I couldn’t take it anymore. When I got old enough, I had to go.  I had to make my own way. So I left. Can you blame me? It took me eight years to come home. I saw a lot in those years.  I grew to be a man. I tried to make it on my own. I got lost so many times. Why did I stay away so long? The problem wasn’t the money.  The problem was facing his look of superiority, his loathing that  I couldn’t make it. I’d rather die than come crawling back to that.

My father? When I was a teenager, I took him for granted.  He was simply there. I was so bottled up about my brother that I  just . . . didn’t see him. 

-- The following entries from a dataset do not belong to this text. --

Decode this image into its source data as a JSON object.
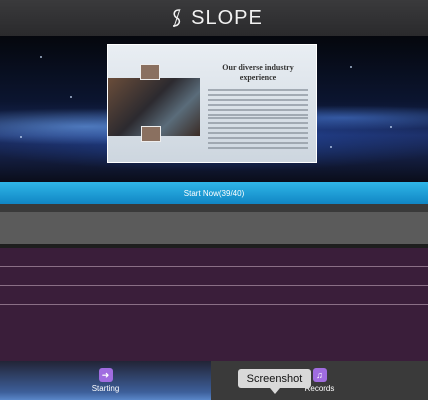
{
  "header": {
    "brand": "SLOPE",
    "logo_icon": "slope-logo-icon"
  },
  "hero": {
    "card": {
      "title": "Our diverse industry experience",
      "image_icon": "office-team-photo"
    }
  },
  "start_button": {
    "label": "Start Now(39/40)"
  },
  "tabbar": {
    "tabs": [
      {
        "label": "Starting",
        "icon": "arrow-right-icon"
      },
      {
        "label": "Records",
        "icon": "records-icon"
      }
    ],
    "tooltip": "Screenshot"
  },
  "colors": {
    "accent": "#1ea5dc",
    "purple_panel": "#3a1e3a",
    "tab_icon": "#a06ce0"
  }
}
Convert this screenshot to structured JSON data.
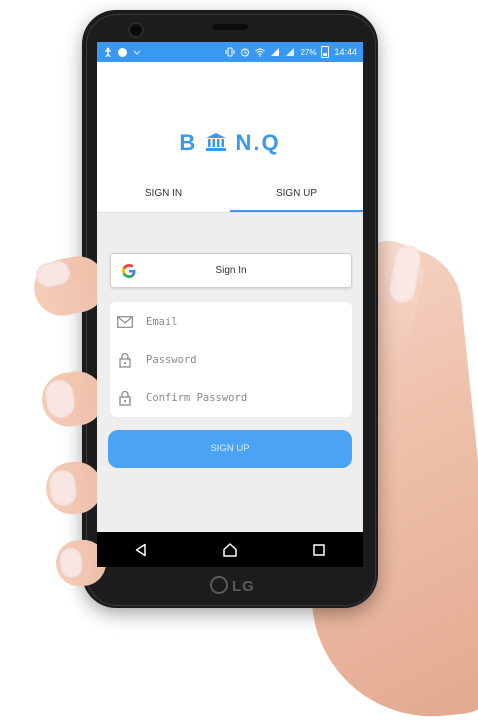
{
  "device": {
    "brand": "LG"
  },
  "statusbar": {
    "battery": "27%",
    "time": "14:44"
  },
  "app": {
    "brand": "B N.Q",
    "brand_left": "B",
    "brand_right": "N.Q"
  },
  "tabs": [
    {
      "label": "SIGN IN",
      "active": false
    },
    {
      "label": "SIGN UP",
      "active": true
    }
  ],
  "google": {
    "label": "Sign In"
  },
  "form": {
    "email_placeholder": "Email",
    "password_placeholder": "Password",
    "confirm_placeholder": "Confirm Password"
  },
  "signup_button": {
    "label": "SIGN UP"
  },
  "colors": {
    "accent": "#3b98f0",
    "button": "#4ba3f5",
    "background": "#eeeeee"
  },
  "icons": [
    "back-icon",
    "home-icon",
    "recents-icon",
    "mail-icon",
    "lock-icon",
    "google-logo-icon",
    "bank-icon"
  ]
}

One evening, when I pressed on my belly button, I could feel my spine. I was dying of hunger. That night, I dreamed of my father’s eyes, full of tears. He was waiting for me, wanting me to come home. 

You know the rest of the story. My brother hasn’t changed. Life is good. I am sorry that he is too bitter to see that. But it doesn’t matter.  I still love him. 

My father wants me to be close. I want to be near. It is good to be here, home with him. 

Consider/Discuss 

  • How do we get so bottled up about the pains of earth that we do not see the compassion that surrounds us, the love of the Father who wants us close? 
  • What’s it like to be the father in this story who wants his sons to be near?  How is God like that? How does the prodigal feel to be so welcomed? 

Living and Praying with the Word 

Father of compassion, only you know the depths of hurt that  family can cause. The pains of earthly life can so bottle us up that  we cannot see straight. In this story, sometimes we are the one who wandered away. Sometimes we are the one who drove the other away. Sometimes we are a bit of each, all messed up from things that  happened long ago. 

Forgive us our bitterness, hates and jealousies. Forgive us our  deepest faults this Lent, dear God. Help us to forgive those who have  hurt us. Yes, we are broken. Yes, we are sinners. You welcome sinners.  You run to meet us. No matter what we have done, you want us to  be near. In you, we have our home. No other home can satisfy. Hold  us close to you, Lord, and never let us go.